Those for whom skateboarding is a higher calling won't want to miss Dogtown and Z-Boys, Stacy Peralta's documentary about a group of guys (and one gal, Peggy Oki) who revolutionized the sport back in the '70s. Just when it looked like skateboards were going the way of the yo-yo and the hula hoop, God himself smiled on the teens and preteens of Dogtown ' the seedy part of Venice, Santa Monica and Ocean Park north of L.A. ' inflicting a drought that emptied the area's swimming pools. This left dozens, if not hundreds, of below-ground skate parks. And like creatures making the evolutionary leap from sea to land, the Z-Boys, named for their allegiance to a local surf shop, traded in their surfboards for skateboards and started carving the air with moves that sent the sport into another dimension ' i.e., vertical.
Oh, and did I mention that they did it with a superior sense of style? Peralta, who bills himself as "the first Z-Boy to systematically capitalize on his reputation with lucrative sponsorship and advertising deals," sees skateboarding as less a hobby than a career, less a sport than an art form. And so he's given the Z-Boys the mythological treatment, turning their achievements into a rags-to-riches story that Horatio Alger, had he been partial to the concrete wave, would have felt right at home with. The Z-Boys, most of them from lower-class homes, put everything they had into skateboarding, and what they had, in addition to a surfer's inner gyroscope, was attitude. One minute they were busting a move, the next they were busting your chops, especially if you were standing between them and a swimming pool left unattended.
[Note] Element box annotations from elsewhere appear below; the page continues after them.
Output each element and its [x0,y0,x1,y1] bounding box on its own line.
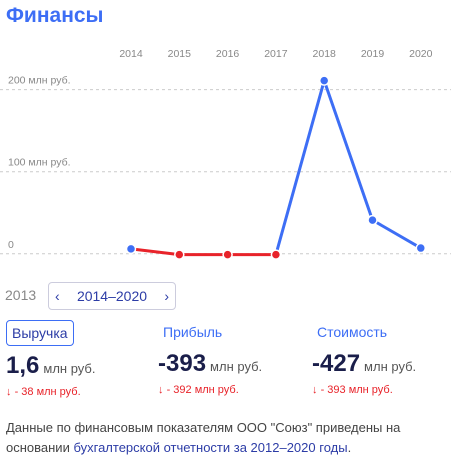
data-point [174,249,185,260]
metric-value-row: 1,6 млн руб. [6,352,95,380]
prev-year[interactable]: 2013 [5,287,37,303]
metric: Стоимость -427 млн руб. ↓ - 393 млн руб. [312,320,416,396]
metric-change-row: ↓ - 392 млн руб. [158,384,262,396]
line-segment [129,247,181,257]
line-segment [322,79,374,222]
metric-value: -427 [312,350,361,377]
next-arrow[interactable]: › [164,288,169,304]
down-arrow: ↓ [6,386,12,398]
metric-tab[interactable]: Стоимость [317,324,388,340]
metric-tab[interactable]: Выручка [6,320,74,346]
x-tick-label: 2016 [216,48,240,60]
data-point [415,242,427,254]
line-segment [274,79,326,257]
x-tick-label: 2014 [119,48,143,60]
metric: Прибыль -393 млн руб. ↓ - 392 млн руб. [158,320,262,396]
chart: 0 100 млн руб. 200 млн руб. 2014 2015 2016 201… [0,48,451,260]
footer-text: Данные по финансовым показателям ООО "Со… [6,420,401,455]
y-tick-label: 100 млн руб. [8,157,71,169]
down-arrow: ↓ [158,384,164,396]
metric-change: - 393 млн руб. [320,384,393,396]
range-selector[interactable]: ‹ 2014–2020 › [48,282,176,310]
metric-unit: млн руб. [43,361,96,376]
data-point [318,75,330,86]
y-tick-label: 200 млн руб. [8,75,71,87]
metric-unit: млн руб. [210,359,263,374]
metric-value-row: -427 млн руб. [312,350,416,378]
x-tick-label: 2020 [409,48,433,60]
data-point [222,249,233,260]
x-tick-label: 2017 [264,48,288,60]
x-tick-label: 2019 [361,48,385,60]
x-tick-label: 2018 [313,48,337,60]
data-point [125,243,137,255]
line-segment [371,218,423,250]
metric-value-row: -393 млн руб. [158,350,262,378]
metric: Выручка 1,6 млн руб. ↓ - 38 млн руб. [6,320,95,398]
section-title: Финансы [6,4,104,27]
footer-end: . [347,440,352,455]
range-label: 2014–2020 [76,288,148,304]
metric-change-row: ↓ - 393 млн руб. [312,384,416,396]
metric-value: 1,6 [6,352,40,379]
metric-change: - 38 млн руб. [14,386,81,398]
data-point [367,214,378,226]
metric-unit: млн руб. [364,359,417,374]
y-tick-label: 0 [8,239,14,251]
metric-tab[interactable]: Прибыль [163,324,223,340]
metric-change: - 392 млн руб. [166,384,239,396]
footer: Данные по финансовым показателям ООО "Со… [6,418,436,458]
down-arrow: ↓ [312,384,318,396]
footer-link[interactable]: бухгалтерской отчетности за 2012–2020 го… [73,440,348,455]
prev-arrow[interactable]: ‹ [55,288,60,304]
data-point [270,249,282,260]
metric-value: -393 [158,350,207,377]
metric-change-row: ↓ - 38 млн руб. [6,386,95,398]
x-tick-label: 2015 [168,48,192,60]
Peralta had a veritable tsunami of images to draw on ' film, video, stills. And what keeps the documentary gliding along are the countless clips of yesterday's legends establishing their credentials. What slows it down, even causes it to swallow water on occasion, are those same legends, most of them now in their 40s, listing those same credentials. That Dogtown and Z-Boys is an act of self-mythologizing becomes clear when Peralta is interviewed, presumably by himself. And that it's a glorified infomercial becomes clear when the credits list Vans, a sportswear and apparel manufacturer, as the chief source of financing. Although narrated by Sean Penn in a monotone, the Dogtown story is a wonderfully exciting one -' as American as apple pie. But perhaps Peralta shouldn't be the one with his finger in this pie.